Main thing for me, besides the clean, simple interface with Studio One, is the feature that allows you to set your buffers to the lowest setting and then playback is run as if it is higher, while allowing you to record new synths without the additional latency. I never remember what it's called because it's one of those things that I turned on when they implemented it, and I experimented briefly to see how it works and set it the way I wanted it, and rarely touch it any more. Basically it allows you to get into mix mode without having to turn up your buffers as you start getting a heavy mix with lots of plugins, many of which add their own additional latency due to adding buffers to the chain, and if you to add a new synth track or want to monitor a vocal track with effects, the track you enable for that is still playing at minimum latency instead of lagging due to the buffers and plugin latency on other tracks that are synced with it. It's basically like two sync engines in one. Playback is synced to 512 or 1024 and the live monitoring is set at 32 or 64. Makes a big difference for my workflow. Plus it is stable.
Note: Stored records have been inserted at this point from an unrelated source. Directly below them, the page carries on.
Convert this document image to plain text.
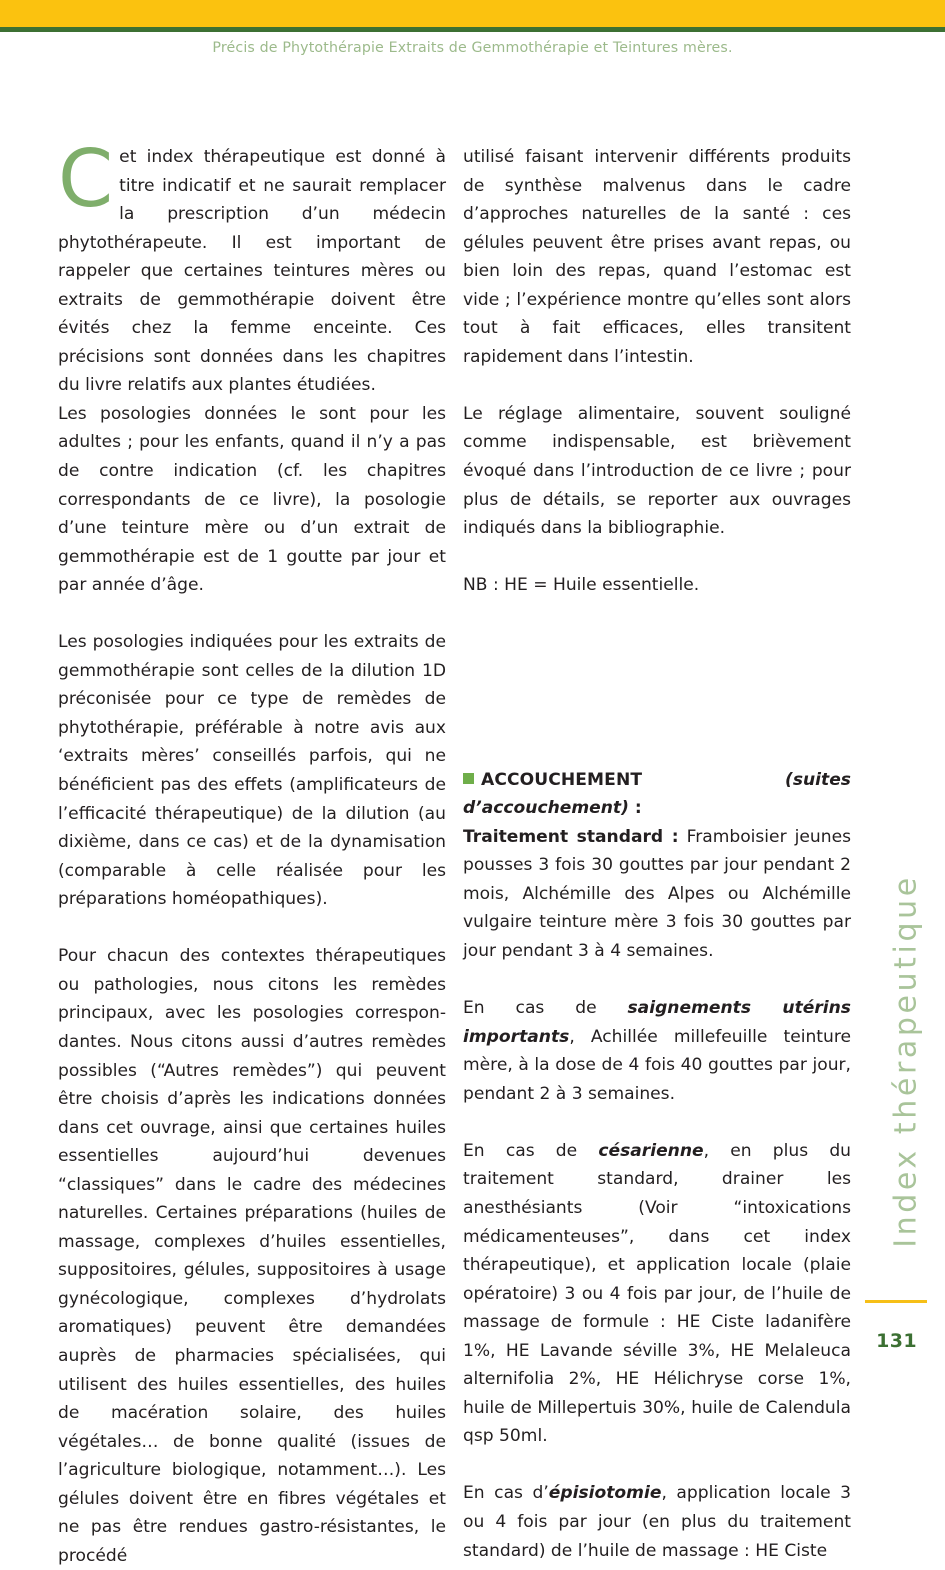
Précis de Phytothérapie Extraits de Gemmothérapie et Teintures mères.

Cet index thérapeutique est donné à titre indicatif et ne saurait remplacer la prescription d’un médecin phytothérapeute. Il est important de rappeler que certaines teintures mères ou extraits de gemmothérapie doivent être évités chez la femme enceinte. Ces précisions sont données dans les chapitres du livre relatifs aux plantes étudiées.

Les posologies données le sont pour les adultes ; pour les enfants, quand il n’y a pas de contre indication (cf. les chapitres correspondants de ce livre), la posologie d’une teinture mère ou d’un extrait de gemmothérapie est de 1 goutte par jour et par année d’âge.

Les posologies indiquées pour les extraits de gemmothérapie sont celles de la dilution 1D préconisée pour ce type de remèdes de phytothérapie, préférable à notre avis aux ‘extraits mères’ conseillés parfois, qui ne bénéficient pas des effets (amplificateurs de l’efficacité thérapeutique) de la dilution (au dixième, dans ce cas) et de la dynamisation (comparable à celle réalisée pour les préparations homéopathiques).

Pour chacun des contextes thérapeutiques ou pathologies, nous citons les remèdes principaux, avec les posologies correspon-dantes. Nous citons aussi d’autres remèdes possibles (“Autres remèdes”) qui peuvent être choisis d’après les indications données dans cet ouvrage, ainsi que certaines huiles essentielles aujourd’hui devenues “classiques” dans le cadre des médecines naturelles. Certaines préparations (huiles de massage, complexes d’huiles essentielles, suppositoires, gélules, suppositoires à usage gynécologique, complexes d’hydrolats aromatiques) peuvent être demandées auprès de pharmacies spécialisées, qui utilisent des huiles essentielles, des huiles de macération solaire, des huiles végétales… de bonne qualité (issues de l’agriculture biologique, notamment…). Les gélules doivent être en fibres végétales et ne pas être rendues gastro-résistantes, le procédé

utilisé faisant intervenir différents produits de synthèse malvenus dans le cadre d’approches naturelles de la santé : ces gélules peuvent être prises avant repas, ou bien loin des repas, quand l’estomac est vide ; l’expérience montre qu’elles sont alors tout à fait efficaces, elles transitent rapidement dans l’intestin.

Le réglage alimentaire, souvent souligné comme indispensable, est brièvement évoqué dans l’introduction de ce livre ; pour plus de détails, se reporter aux ouvrages indiqués dans la bibliographie.

NB : HE = Huile essentielle.

ACCOUCHEMENT	(suites d’accouchement) :
Traitement standard : Framboisier jeunes pousses 3 fois 30 gouttes par jour pendant 2 mois, Alchémille des Alpes ou Alchémille vulgaire teinture mère 3 fois 30 gouttes par jour pendant 3 à 4 semaines.

En cas de saignements utérins importants, Achillée millefeuille teinture mère, à la dose de 4 fois 40 gouttes par jour, pendant 2 à 3 semaines.

En cas de césarienne, en plus du traitement standard, drainer les anesthésiants (Voir “intoxications médicamenteuses”, dans cet index thérapeutique), et application locale (plaie opératoire) 3 ou 4 fois par jour, de l’huile de massage de formule : HE Ciste ladanifère 1%, HE Lavande séville 3%, HE Melaleuca alternifolia 2%, HE Hélichryse corse 1%, huile de Millepertuis 30%, huile de Calendula qsp 50ml.

En cas d’épisiotomie, application locale 3 ou 4 fois par jour (en plus du traitement standard) de l’huile de massage : HE Ciste

Index thérapeutique
131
And I agree with you that SONAR is slow, clunky, and sometimes a bit unstable. Rarely get crashes, but I think they have been using old code-base and adding bloat for way too long. The only reason I still occasionally use it because I learned on it and have some old projects that I occasionally like to revisit and redo a few tracks with new equipment to see how it sounds. And even then I'll usually more likely to export the stems or tracks and save the MIDI file so that I can work with it Studio One, as I just like it better.
Reaper doe a LOT with a very small setup program, and for that it is extremely efficient. In many ways I rank it right up there with Studio One, and if it weren't for that feature I mention above, I'd probably work harder to get it set up to my liking and learn it better. Really can't knock it for trying to be everything for everyone, but it has so many customization options it can slow me down sometimes trying to dig in and figure out how to do something. And I really don't know how they can make it that flexible and powerful without it being bloatware. Pretty amazing program, and I will most likely shell out the cash to get the next version just to see how it develops, although I think my license will get me up to any Version 6.
I haven't tried Pro Tools in a long, long time, but it's basically what
@Stratman68 says. It was the early king and had a head start. It has long been surpassed by almost everything else out there, but those studios that invested in it early, and the seasoned "pros" that don't want to learn new tools are what keep it going at all.